Hochbetrieb in Hochneukirch : Sommerlauf und Big-Band-Konzert im Schmölderpark

Hochbetrieb herrschte am Samstag im Schmölderpark in Hochneukirch: Da auch das spätsommerliche Wetter mitspielte, gab es sowohl beim fünften Storch Apotheken Sommerlauf Hochneukirch als auch beim anschließenden Konzert der Big Band des Gymnasiums Jüchen eine gut gelaunte Menschenschar.

 Ob aktiv oder passiv dabei,  am Samstag kamen im Schmölderpark alle auf ihre sportlichen und musikalischen Kosten und freuten sich, zum Ende des Sommers in Corona-Zeiten fast so etwas wie Normalität zu erleben. Zufrieden war auch Robin Pesch vom Veranstalter Dream Big, der sich über die hohe Teilnehmerzahl von rund 300 Personen am Sommerlauf freute.

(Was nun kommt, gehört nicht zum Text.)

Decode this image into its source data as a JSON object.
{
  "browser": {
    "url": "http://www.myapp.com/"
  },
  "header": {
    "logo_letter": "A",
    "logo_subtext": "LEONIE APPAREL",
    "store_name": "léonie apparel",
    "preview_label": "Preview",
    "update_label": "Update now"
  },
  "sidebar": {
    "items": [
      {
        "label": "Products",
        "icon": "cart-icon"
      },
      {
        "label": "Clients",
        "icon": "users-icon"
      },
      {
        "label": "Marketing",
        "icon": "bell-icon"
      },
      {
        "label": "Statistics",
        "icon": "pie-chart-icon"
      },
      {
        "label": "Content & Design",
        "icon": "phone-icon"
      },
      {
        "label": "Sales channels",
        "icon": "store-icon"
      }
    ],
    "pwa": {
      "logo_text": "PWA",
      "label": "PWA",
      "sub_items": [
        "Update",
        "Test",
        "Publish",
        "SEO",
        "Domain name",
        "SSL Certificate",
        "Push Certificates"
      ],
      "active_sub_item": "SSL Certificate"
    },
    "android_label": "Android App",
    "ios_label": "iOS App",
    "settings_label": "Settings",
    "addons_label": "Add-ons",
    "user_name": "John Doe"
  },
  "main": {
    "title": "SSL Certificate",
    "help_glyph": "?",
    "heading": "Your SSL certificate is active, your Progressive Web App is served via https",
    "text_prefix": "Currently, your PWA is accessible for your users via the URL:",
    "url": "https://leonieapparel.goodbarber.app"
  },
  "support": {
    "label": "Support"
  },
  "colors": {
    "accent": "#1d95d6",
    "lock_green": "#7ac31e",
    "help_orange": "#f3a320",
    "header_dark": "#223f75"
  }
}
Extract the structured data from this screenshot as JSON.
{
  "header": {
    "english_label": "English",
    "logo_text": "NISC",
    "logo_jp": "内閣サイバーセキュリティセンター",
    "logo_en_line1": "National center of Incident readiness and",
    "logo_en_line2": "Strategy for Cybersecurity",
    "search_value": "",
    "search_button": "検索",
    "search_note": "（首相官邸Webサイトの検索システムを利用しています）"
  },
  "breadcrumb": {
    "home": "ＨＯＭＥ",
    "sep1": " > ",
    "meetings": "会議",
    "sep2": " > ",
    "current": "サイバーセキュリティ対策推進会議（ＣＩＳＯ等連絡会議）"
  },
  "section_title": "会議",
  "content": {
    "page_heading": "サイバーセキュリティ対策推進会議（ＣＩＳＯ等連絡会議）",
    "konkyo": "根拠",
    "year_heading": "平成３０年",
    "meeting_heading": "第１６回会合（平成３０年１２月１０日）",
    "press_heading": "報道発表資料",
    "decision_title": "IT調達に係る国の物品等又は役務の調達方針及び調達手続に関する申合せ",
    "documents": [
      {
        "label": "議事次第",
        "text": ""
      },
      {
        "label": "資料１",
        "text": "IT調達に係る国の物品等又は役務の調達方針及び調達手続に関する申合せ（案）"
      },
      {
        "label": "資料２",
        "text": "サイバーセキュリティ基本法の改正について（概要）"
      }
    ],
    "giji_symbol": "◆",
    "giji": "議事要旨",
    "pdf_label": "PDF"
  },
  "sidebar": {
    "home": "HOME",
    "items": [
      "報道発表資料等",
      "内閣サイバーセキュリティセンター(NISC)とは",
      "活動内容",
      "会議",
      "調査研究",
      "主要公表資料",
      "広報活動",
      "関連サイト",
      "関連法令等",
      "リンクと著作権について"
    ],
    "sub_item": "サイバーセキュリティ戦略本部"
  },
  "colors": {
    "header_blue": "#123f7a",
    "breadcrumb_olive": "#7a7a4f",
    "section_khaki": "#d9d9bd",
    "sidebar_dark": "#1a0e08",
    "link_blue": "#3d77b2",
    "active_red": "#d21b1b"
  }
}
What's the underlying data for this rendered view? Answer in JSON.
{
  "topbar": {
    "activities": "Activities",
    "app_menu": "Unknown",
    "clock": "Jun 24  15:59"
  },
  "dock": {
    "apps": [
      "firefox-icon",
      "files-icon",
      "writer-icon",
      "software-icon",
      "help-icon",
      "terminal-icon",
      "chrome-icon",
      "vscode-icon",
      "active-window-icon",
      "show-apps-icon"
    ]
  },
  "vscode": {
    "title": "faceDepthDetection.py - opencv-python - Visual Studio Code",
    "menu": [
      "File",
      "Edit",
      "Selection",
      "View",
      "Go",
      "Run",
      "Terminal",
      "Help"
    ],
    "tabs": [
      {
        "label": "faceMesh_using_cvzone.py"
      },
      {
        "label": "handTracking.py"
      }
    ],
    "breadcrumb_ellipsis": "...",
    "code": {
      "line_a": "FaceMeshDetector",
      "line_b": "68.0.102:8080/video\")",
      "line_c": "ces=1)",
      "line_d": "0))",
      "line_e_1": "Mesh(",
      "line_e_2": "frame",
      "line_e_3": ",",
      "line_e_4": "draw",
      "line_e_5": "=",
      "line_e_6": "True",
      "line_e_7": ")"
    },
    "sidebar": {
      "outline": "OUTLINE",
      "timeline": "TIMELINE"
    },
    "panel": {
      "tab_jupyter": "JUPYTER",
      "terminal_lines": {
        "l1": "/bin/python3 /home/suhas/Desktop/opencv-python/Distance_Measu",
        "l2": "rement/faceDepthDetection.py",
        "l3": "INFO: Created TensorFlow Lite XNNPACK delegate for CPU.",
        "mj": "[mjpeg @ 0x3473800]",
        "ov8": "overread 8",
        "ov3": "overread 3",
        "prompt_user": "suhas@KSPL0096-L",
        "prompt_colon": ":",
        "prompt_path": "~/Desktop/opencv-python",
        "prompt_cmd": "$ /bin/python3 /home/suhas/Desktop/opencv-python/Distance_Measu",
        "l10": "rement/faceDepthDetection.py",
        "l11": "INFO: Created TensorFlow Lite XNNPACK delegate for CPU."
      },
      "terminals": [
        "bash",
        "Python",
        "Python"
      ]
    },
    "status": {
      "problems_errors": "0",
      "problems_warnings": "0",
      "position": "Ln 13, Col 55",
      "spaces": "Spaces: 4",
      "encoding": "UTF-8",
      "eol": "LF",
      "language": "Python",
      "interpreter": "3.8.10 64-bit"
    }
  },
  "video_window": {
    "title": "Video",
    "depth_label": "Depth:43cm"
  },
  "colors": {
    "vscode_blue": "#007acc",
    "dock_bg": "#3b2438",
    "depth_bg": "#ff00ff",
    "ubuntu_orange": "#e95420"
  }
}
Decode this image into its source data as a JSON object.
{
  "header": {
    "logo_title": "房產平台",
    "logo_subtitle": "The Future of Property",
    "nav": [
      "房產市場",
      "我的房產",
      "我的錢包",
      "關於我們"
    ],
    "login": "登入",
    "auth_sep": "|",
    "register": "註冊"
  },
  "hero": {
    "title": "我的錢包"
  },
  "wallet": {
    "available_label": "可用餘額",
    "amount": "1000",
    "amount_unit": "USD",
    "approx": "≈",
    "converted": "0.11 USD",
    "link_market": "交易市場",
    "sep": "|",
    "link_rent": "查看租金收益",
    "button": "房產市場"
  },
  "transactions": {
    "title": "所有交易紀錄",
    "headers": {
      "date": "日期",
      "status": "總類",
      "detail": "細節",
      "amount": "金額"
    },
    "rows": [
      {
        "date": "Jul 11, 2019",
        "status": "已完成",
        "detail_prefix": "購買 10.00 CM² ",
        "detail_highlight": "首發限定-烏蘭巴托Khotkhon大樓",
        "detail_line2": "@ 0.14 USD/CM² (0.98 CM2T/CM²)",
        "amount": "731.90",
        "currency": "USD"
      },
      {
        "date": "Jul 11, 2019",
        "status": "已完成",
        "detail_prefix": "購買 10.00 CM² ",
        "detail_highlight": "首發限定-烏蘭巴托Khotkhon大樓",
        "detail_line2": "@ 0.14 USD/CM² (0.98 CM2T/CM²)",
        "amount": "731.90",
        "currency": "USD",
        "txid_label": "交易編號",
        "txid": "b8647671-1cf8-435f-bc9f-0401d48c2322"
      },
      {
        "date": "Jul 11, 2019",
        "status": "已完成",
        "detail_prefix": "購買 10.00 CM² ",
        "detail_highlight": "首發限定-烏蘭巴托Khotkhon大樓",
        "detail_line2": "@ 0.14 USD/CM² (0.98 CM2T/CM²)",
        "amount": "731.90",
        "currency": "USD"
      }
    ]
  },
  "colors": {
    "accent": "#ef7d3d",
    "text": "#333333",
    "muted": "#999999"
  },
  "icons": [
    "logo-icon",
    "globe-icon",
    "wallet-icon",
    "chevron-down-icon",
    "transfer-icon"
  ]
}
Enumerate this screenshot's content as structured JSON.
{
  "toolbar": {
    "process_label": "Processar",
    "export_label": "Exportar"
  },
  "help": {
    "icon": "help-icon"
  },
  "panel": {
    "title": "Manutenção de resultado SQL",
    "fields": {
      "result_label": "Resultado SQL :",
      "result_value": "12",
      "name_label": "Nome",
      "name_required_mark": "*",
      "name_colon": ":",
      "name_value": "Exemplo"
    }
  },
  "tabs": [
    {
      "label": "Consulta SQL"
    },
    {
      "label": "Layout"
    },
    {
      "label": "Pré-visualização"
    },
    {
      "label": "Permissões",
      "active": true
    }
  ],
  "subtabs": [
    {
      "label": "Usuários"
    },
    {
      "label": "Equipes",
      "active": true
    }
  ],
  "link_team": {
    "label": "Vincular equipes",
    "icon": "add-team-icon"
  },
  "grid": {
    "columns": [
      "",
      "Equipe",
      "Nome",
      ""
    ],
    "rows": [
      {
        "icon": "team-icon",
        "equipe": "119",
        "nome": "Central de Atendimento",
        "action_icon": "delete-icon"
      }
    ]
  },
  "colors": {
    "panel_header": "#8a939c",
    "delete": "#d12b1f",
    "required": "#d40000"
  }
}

Fast reibungslos verlief die Veranstaltung, bei der die im Prinzip bewährten Laufstrecken der Vorjahre mit dem Ziel im Schmölderpark unter die Laufschuhe genommen wurden.

Einzig bei einem 10-Kilometer-Lauf der Frauenklasse gab es ein Problem, als die souverän Führende kurz vor dem Ziel von einem Ordner falsch eingewiesen wurde und sie noch eine „Ehrenrunde“ drehen musste, derweil die bis dahin mit weitem Abstand Zweitplatzierte zur eigenen Überraschung als Siegerin einlief. Sportlich fair überließ sie bei der Siegerehrung der eigentlich überlegenen Läuferin den ersten Platz. Groß war auch die Teilnahme am Benefizlauf der Kinder, durch die einiges an Spenden für den Kindergarten und für die Grundschule in Hochneukirch zusammenkam, ohne dass Pesch schon konkrete Summen nennen konnte.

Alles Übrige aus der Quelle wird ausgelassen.